Pada satu titik, keluarga Brockhall diusir dari rumah megah. Brockhall, ibu, dan adiknya ditempatkan di kamp interniran keluarga di pinggiran kota. Kebersamaan mereka hanya sesaat karena Brockhall dipindahkan ke kamp konsentrasi khusus laki-laki. Semenjak itu ia mulai mengenal rasa lapar. Para interniran sering kehabisan stok makanan dan untuk mengatasinya mereka jadi kerap berburu keong.
Memasuki Natal 1943, Brockhall ditransfer ke kamp konsentrasi orang Belanda di Cimahi, bekas barak militer milik batalion 4/9 KNIL. Selama dua tahun di sana, bersama 10 ribu tawanan sipil lain, Brockhall kembali merasakan kelaparan. Brockhall masih ingat rela ditendang dan ditampar hanya agar dapat mencicipi sedikit bahan makanan seperti beras, gula, tepung yang sengaja ia tumpahkan.
Para tawanan juga kerap mengalami atau setidaknya menyaksikan penyiksaan militer Jepang serta sipir-sipir orang Korea. Tawanan yang ketahuan bertransaksi atau barter dengan orang lain, misalnya, kerap disiksa hingga babak belur dan dipertontonkan ke tahanan lain bak pajangan.
Tawanan juga dipekerjakan sebagai buruh kasar. Mereka yang masih muda dan kelihatan bugar dibebani kerja lebih berat atau ditempatkan di proyek-proyek lain di luar kompleks kamp.
Brockhall sendiri dipekerjakan di kebun.

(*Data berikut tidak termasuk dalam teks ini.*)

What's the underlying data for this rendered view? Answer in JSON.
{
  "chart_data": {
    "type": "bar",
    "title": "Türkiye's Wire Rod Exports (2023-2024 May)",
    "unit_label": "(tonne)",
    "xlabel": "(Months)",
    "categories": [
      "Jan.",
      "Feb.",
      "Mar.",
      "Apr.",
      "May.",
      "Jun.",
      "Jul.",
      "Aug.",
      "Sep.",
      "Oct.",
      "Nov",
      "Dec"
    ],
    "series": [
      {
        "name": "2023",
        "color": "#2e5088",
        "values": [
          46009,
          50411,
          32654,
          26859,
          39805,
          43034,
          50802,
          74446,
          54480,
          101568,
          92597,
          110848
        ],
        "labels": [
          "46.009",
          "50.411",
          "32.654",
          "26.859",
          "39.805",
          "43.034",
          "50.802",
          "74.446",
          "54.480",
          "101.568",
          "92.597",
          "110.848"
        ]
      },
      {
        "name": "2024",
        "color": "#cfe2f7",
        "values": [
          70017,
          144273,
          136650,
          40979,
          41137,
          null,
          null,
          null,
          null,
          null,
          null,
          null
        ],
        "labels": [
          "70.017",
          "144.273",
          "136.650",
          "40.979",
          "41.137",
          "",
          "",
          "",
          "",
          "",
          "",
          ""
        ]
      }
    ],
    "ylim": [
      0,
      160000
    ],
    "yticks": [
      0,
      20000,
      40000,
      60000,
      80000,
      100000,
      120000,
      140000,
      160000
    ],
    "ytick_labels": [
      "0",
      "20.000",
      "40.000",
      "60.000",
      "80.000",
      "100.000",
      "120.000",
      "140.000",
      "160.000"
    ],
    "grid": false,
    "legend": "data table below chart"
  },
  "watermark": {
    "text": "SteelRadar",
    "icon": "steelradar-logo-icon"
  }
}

Ketika bekerja ia kerap memakan kacang-kacangan mentah atau singkong yang masih berlumur tanah. Ia juga pernah menjadi asisten koki dan diam-diam mengambil remah-remah sisa makanan.
Brockhall bertahan di kamp interniran sampai Jepang kalah perang dan Indonesia memproklamasikan kemerdekaan.
Dalam situasi yang tidak pasti, ia nekat melarikan diri naik kereta ke Batavia untuk mencari ibu dan adiknya yang ditawan. Beruntung ketiganya bertemu kembali.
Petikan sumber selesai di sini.